Cant install font on Carbide Create

I download a font and install it. I can use Inkscape and other programs, but in Carbide isn’t available.
Any suggestions.

Carbide Create wants fonts to be “System fonts”.
In windows you can install fonts as system fonts or user fonts… it needs to be system fonts
(you can also copy the TTF file into the “fonts” directory in the CC data storage directory but that’s more of a bother)

As @fenrus noted you need to use the option for “Install for All Users”.
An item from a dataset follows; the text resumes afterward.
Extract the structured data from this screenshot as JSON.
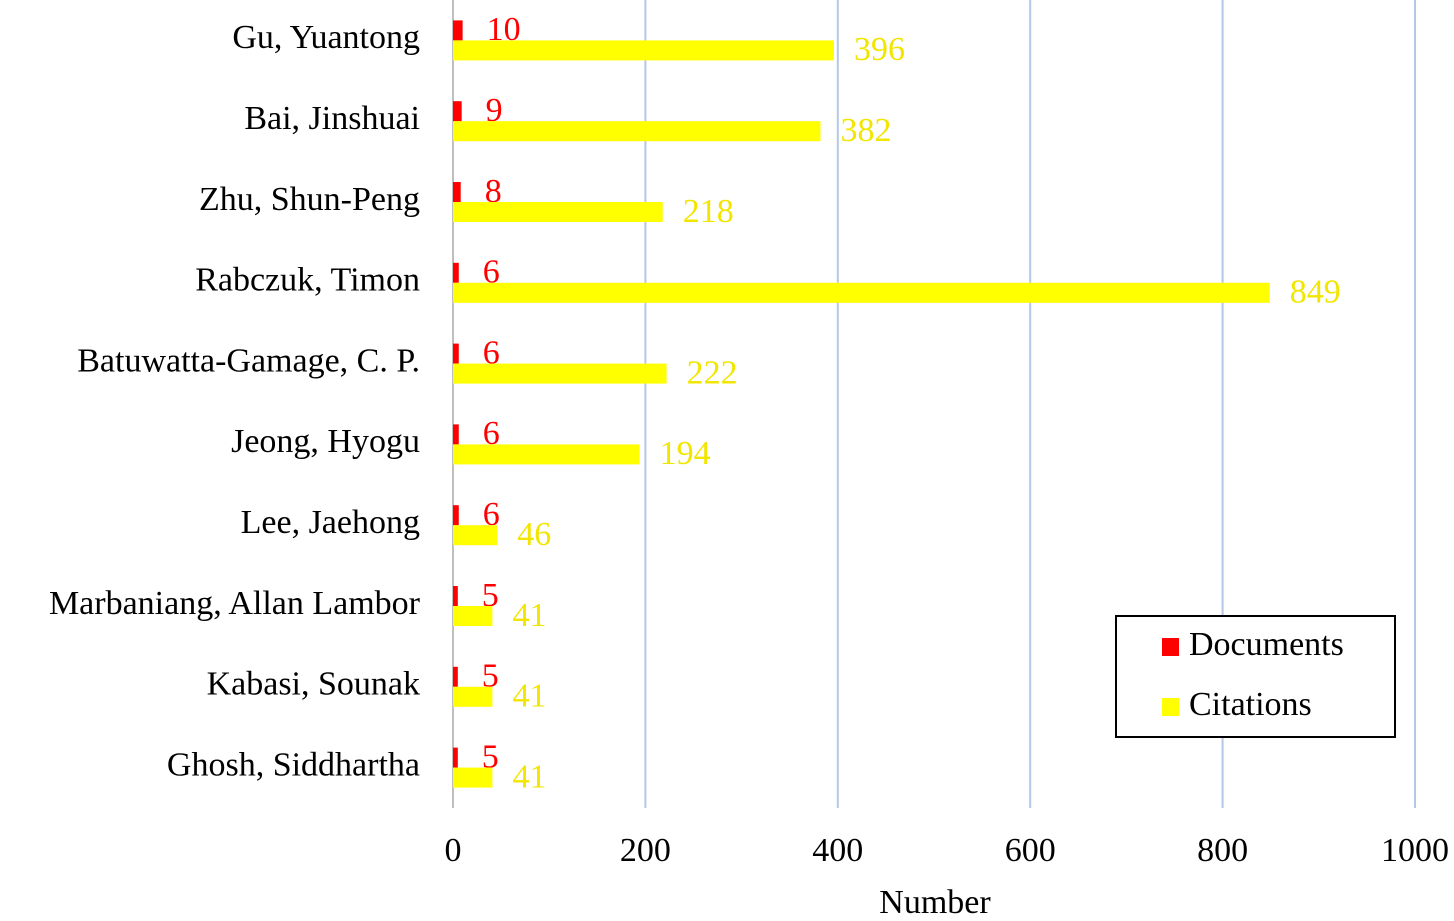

An alternate way is to do About | Carbide Create | Open Data Directory — place any font which you wish into the Carbide Create/fonts directory, then relaunch.

Thanks :love_you_gesture:
Done.
Take me 20 seconds, and tried for 3 days …
Appreciated

What fenrus said is true but right click on the font file and “Run As Administrator” and the font is available to all users not just the logged in user. As others said CC wants fonts that are available to all users. I have some fonts that defy to be seen in CC. One thing I dont like about CC is the list of fonts is not in alphabetical order and you do not get a preview of the font. Some applications show the actual font face in the selection menu where CC does not. Additionally I would recommend you move fonts that you think you will never use to another folder so the list is not so long. Most people tend to use the same fonts over and over. For word processing documents I use Times New Roman exclusively for consistency. For CC there are hundreds of fonts you will never use so keep them but in another folder so they can be copied back if you decide to use them.

Windows they are usually located: c:\Windows\Fonts For Mac you are your own.
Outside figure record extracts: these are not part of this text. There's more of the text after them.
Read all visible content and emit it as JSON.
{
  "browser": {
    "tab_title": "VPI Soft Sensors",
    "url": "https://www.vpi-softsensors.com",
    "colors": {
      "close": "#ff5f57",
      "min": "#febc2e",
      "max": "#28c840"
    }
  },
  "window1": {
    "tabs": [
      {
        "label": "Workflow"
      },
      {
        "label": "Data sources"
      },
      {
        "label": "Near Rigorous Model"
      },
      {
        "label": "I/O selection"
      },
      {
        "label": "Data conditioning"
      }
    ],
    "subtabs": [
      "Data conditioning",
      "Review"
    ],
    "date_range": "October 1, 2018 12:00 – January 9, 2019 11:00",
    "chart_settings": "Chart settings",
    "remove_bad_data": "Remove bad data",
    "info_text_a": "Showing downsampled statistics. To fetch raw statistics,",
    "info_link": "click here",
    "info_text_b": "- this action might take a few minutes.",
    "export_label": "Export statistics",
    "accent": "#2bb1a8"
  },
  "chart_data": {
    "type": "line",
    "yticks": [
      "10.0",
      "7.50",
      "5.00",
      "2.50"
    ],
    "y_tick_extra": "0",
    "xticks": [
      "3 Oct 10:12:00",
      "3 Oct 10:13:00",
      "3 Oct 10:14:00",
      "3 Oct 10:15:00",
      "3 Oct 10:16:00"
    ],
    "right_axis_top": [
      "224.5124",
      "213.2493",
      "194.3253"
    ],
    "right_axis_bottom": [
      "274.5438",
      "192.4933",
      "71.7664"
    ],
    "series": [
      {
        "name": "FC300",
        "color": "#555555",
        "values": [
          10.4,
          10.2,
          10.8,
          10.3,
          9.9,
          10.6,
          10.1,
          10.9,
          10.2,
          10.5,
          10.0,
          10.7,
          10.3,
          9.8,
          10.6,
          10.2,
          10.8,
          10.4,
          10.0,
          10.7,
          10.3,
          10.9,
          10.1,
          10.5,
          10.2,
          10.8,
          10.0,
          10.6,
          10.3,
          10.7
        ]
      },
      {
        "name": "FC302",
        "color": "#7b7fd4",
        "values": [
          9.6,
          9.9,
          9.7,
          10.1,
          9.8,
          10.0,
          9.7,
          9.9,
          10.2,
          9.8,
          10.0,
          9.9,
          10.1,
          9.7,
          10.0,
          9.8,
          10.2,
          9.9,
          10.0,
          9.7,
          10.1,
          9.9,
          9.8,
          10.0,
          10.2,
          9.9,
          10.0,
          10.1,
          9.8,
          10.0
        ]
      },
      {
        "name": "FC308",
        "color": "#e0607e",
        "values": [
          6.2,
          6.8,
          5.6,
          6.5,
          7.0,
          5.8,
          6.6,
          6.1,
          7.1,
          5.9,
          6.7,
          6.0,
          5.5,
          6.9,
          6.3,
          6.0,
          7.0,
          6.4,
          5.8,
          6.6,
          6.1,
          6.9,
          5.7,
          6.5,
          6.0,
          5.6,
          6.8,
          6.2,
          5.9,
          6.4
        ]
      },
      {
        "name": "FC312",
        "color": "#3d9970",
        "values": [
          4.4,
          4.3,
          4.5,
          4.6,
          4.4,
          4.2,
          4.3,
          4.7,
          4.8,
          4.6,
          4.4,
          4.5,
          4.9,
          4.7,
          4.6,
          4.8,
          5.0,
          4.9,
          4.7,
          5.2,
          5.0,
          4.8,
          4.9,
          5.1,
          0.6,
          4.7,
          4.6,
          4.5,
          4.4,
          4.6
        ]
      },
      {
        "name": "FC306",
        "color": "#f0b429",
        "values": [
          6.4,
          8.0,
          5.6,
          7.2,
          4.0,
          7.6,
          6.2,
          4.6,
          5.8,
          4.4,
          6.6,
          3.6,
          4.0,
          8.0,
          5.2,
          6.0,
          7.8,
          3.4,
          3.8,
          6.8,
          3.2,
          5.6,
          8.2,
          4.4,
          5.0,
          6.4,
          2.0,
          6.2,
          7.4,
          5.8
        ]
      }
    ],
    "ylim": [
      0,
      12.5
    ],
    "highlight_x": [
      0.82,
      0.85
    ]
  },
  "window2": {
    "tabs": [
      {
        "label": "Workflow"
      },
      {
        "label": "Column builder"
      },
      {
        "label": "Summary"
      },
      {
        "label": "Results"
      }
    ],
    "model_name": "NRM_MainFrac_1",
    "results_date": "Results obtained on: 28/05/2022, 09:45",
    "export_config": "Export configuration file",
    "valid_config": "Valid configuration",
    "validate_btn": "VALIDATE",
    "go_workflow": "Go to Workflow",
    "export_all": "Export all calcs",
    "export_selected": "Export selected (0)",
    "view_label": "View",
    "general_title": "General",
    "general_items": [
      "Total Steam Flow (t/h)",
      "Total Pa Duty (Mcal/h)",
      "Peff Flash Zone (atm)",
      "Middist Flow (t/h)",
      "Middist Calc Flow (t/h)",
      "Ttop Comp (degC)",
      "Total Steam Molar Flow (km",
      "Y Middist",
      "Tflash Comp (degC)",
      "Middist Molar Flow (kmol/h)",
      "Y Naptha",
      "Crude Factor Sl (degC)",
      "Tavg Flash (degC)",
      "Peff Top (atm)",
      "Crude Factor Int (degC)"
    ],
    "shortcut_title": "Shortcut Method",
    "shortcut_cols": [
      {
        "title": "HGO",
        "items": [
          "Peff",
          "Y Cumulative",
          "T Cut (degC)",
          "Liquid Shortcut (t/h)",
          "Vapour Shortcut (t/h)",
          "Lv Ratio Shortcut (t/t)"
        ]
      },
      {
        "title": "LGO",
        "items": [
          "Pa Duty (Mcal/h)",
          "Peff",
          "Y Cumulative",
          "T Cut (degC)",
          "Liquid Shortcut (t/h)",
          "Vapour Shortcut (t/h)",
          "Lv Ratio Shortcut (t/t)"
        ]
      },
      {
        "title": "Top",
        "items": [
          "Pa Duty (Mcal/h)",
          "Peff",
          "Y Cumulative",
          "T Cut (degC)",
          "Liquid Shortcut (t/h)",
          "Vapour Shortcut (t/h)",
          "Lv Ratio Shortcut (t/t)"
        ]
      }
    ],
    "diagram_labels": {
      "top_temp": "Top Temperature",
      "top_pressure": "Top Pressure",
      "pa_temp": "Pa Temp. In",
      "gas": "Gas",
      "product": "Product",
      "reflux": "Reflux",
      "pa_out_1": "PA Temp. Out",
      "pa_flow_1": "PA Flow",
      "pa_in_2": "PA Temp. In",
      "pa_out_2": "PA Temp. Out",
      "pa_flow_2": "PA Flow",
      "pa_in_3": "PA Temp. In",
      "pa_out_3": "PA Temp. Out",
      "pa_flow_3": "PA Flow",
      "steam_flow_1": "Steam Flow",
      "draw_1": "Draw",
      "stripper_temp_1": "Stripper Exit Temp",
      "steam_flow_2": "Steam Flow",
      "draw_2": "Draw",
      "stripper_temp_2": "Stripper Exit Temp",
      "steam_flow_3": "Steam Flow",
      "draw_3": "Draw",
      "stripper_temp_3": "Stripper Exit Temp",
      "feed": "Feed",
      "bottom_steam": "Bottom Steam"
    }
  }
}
Fonts not appearing in alphabetical order is a consequence of technical specifics of the font (how it is named/set up internally) and QT’s font handling — please let us know about such fonts at support@carbide3d.com and we’ll see what we can find out.

While it’s not possible to preview multiple fonts, in Carbide Create 4 if you set a piece of text, then select it, then position the cursor over the font drop-down, you can scroll through the fonts, applying them to the selected text as you scroll until you find the font of your desire.

Alternately, there are utilities and websites which will generate previews such as:

That said, it’s best to just learn fonts well enough to know them by name before using them — if a font didn’t come w/ a sample book such as:

https://www.adobe.com/products/type/adobe-type-specimens.html

I would research it, write, print, and then hand-bind one so as to know it well-enough to use it.